Speaking at a press conference at the end of a regional leaders’ summit, CARICOM President Antigua and Barbuda Prime Minister Gaston Browne agreed that nationals of member states who are part of the regional single market have the right to move freely. However, he says CARICOM member states can take steps to prevent massive and illegal migration of Haitians to prevent violations of immigration rules. Mr. Browne says the issue has been raised with Haiti in the past. “It has been a vexatious question not necessarily in line with the requirements of the treaty, but we have to be pragmatic about these things,” he said.
The CARICOM president noted that member states have had to take action to curb the movement of Haitians, especially those who have violated protocols but have instead been smuggled into various countries in the region. “It is one thing to have the right to move, but if you do not respect the administrative and legal provisions and you are smuggled into the country, measures must obviously be taken to protect the integrity of the host state, “he said. .
When specifically asked if there are any exceptions to free movement in the revised CARICOM Treaty of Chaguaramas, CARICOM Secretary General Irwin La Rocque said the treaty provides for exceptions based on public health and morality.
But Mr La Roque says there is evidence of illegal activity involving Haitians who, under normal circumstances, will have “free access” to enter like other CARICOM nationals, but there is more and more evidence that they are victims of trafficking. âAs has been evident in a number of member states, and this is a very worrying situation – and this is something that we had actually raised with the Haitian government itself – but there seem to be people who take advantage of Haitian nationals and sometimes enter legally but exit legally and that, in itself, does not comply with the laws, âadded the Secretary General of CARICOM.
The Guyanese government said thousands of Haitians entered Guyana legally but left illegally for Brazil, Suriname and French Guyana.
On June 22, President Irfaan Ali revoked a 2019 immigration order that lifted visa restrictions for Haitians and granted them an automatic six-month stay in Guyana.
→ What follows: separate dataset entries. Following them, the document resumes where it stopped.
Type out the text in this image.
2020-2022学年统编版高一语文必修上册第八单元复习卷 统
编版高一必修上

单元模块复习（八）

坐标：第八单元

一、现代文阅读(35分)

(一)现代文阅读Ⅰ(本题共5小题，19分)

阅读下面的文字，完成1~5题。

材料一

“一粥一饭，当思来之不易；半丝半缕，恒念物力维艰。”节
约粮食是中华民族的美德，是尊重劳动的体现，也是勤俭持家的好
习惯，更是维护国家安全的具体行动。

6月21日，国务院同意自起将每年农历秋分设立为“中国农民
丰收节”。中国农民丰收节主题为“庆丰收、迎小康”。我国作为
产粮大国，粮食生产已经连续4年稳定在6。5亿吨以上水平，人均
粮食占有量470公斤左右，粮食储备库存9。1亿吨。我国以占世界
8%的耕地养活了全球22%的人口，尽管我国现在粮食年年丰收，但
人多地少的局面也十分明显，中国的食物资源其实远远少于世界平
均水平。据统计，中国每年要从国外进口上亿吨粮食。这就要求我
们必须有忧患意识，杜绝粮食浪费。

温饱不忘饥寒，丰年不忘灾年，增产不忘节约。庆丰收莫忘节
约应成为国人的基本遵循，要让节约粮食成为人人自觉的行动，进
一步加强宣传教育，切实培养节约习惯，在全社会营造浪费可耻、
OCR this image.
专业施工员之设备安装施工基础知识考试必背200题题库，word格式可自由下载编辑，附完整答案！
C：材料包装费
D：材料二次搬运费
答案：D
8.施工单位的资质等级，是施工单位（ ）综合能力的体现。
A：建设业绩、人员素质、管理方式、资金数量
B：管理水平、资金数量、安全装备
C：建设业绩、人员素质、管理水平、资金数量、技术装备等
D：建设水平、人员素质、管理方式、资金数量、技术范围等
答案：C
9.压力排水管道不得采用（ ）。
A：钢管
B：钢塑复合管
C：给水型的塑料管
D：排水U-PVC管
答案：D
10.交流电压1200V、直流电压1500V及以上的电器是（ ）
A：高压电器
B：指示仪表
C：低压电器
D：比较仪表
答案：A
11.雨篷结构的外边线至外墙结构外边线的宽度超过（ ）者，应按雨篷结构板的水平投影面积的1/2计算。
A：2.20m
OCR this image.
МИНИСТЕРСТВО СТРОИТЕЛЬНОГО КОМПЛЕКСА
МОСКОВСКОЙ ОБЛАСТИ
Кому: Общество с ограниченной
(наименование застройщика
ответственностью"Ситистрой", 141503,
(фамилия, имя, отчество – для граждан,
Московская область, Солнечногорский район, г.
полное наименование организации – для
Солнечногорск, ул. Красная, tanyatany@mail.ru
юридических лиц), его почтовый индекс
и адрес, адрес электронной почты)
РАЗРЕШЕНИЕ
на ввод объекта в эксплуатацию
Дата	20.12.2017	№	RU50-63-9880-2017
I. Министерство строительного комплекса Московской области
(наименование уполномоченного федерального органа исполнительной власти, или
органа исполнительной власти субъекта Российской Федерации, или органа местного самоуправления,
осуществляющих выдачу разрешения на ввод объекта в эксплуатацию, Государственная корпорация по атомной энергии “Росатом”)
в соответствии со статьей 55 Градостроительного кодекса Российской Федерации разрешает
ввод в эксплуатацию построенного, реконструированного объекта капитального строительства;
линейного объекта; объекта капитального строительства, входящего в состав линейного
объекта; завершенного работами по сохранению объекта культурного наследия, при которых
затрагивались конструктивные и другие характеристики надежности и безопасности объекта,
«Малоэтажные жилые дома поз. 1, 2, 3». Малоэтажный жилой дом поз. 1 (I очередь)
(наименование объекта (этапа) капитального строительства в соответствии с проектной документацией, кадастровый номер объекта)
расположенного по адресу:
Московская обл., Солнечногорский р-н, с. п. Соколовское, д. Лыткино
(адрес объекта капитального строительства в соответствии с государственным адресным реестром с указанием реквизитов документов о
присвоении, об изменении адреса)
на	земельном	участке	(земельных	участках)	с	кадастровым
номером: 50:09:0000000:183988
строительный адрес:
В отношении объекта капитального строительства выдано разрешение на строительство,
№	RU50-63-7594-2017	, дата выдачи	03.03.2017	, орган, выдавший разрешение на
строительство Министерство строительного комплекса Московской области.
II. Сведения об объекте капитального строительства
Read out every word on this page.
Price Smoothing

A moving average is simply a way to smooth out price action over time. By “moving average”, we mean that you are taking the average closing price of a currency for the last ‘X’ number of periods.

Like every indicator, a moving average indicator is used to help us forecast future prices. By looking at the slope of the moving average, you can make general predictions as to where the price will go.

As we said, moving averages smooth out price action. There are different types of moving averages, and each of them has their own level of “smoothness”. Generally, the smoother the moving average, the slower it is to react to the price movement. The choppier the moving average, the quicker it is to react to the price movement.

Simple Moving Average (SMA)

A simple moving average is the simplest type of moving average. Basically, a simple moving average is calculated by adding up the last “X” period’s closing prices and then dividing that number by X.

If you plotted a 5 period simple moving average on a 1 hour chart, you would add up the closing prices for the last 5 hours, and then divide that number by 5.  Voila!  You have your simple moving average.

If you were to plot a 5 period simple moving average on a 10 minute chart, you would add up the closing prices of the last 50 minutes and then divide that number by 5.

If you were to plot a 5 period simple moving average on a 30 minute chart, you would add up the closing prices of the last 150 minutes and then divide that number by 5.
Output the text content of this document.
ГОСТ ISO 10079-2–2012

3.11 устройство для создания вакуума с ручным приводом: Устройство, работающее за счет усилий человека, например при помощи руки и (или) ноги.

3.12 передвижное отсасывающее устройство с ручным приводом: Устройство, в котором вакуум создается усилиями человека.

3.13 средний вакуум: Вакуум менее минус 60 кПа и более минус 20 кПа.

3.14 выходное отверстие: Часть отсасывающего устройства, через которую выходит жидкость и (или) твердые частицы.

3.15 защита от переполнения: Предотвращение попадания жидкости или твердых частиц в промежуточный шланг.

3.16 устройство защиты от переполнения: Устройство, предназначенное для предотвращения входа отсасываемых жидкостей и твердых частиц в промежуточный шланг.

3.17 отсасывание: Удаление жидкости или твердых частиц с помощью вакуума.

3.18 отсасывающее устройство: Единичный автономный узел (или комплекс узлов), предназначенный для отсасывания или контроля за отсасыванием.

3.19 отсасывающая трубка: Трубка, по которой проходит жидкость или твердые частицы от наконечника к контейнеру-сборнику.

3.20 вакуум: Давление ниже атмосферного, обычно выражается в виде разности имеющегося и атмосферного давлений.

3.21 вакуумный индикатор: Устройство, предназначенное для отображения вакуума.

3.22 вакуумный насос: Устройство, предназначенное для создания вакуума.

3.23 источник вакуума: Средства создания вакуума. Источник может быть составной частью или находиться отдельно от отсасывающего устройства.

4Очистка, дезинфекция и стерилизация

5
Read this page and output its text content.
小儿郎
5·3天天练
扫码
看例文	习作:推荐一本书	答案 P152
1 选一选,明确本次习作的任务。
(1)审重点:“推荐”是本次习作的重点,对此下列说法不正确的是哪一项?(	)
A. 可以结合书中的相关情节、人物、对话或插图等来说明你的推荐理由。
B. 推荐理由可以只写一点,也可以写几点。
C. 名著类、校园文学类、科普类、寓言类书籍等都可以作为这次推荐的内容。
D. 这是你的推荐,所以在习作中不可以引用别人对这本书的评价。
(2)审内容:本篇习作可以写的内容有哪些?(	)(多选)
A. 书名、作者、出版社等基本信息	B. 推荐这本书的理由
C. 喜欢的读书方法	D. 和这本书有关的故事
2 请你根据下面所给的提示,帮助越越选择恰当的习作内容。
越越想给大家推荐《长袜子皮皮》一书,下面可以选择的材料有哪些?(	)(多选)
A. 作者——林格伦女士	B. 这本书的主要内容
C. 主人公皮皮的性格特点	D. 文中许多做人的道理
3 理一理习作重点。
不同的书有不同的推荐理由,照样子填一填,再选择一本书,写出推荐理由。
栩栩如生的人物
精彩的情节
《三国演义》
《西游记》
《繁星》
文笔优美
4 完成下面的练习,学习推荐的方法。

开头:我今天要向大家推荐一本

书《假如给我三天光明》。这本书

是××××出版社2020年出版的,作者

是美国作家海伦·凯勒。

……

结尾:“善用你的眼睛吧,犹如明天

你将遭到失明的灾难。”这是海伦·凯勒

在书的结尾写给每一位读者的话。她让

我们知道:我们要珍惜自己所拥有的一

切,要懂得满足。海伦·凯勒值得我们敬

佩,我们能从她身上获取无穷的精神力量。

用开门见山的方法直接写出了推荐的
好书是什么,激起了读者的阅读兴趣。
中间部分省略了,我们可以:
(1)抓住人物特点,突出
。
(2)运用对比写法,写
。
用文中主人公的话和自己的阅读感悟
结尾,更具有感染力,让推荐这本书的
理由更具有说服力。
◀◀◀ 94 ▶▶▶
By this decision, only Haitians traveling with diplomatic passports would be allowed to enter Guyana without a visa.
Meanwhile, the Haitian Support Group in Guyana is considering taking legal action to challenge the need for Haitians to obtain visas on the grounds that it is a violation of the Revised Treaty of Chaguaramas. Activist Vanda Radzik, who is associated with this group, insists that Haitians enjoy the right of free movement. âHaitians have the right to travel anywhere in the damn Caribbean. It is their right and it is covered by the treaty and if they want to go and go somewhere where they have families looking for a better life, who are we to stop them, âhe said. she stated on a virtual forum earlier this week.
Article 45 of this treaty stipulates that “the Member States undertake to achieve the objective of the free movement of their nationals within the Community”. There are specific categories of persons eligible for free movement in the CARICOM single market.
Currently, only two CARICOM countries do not require Haitians to obtain visas.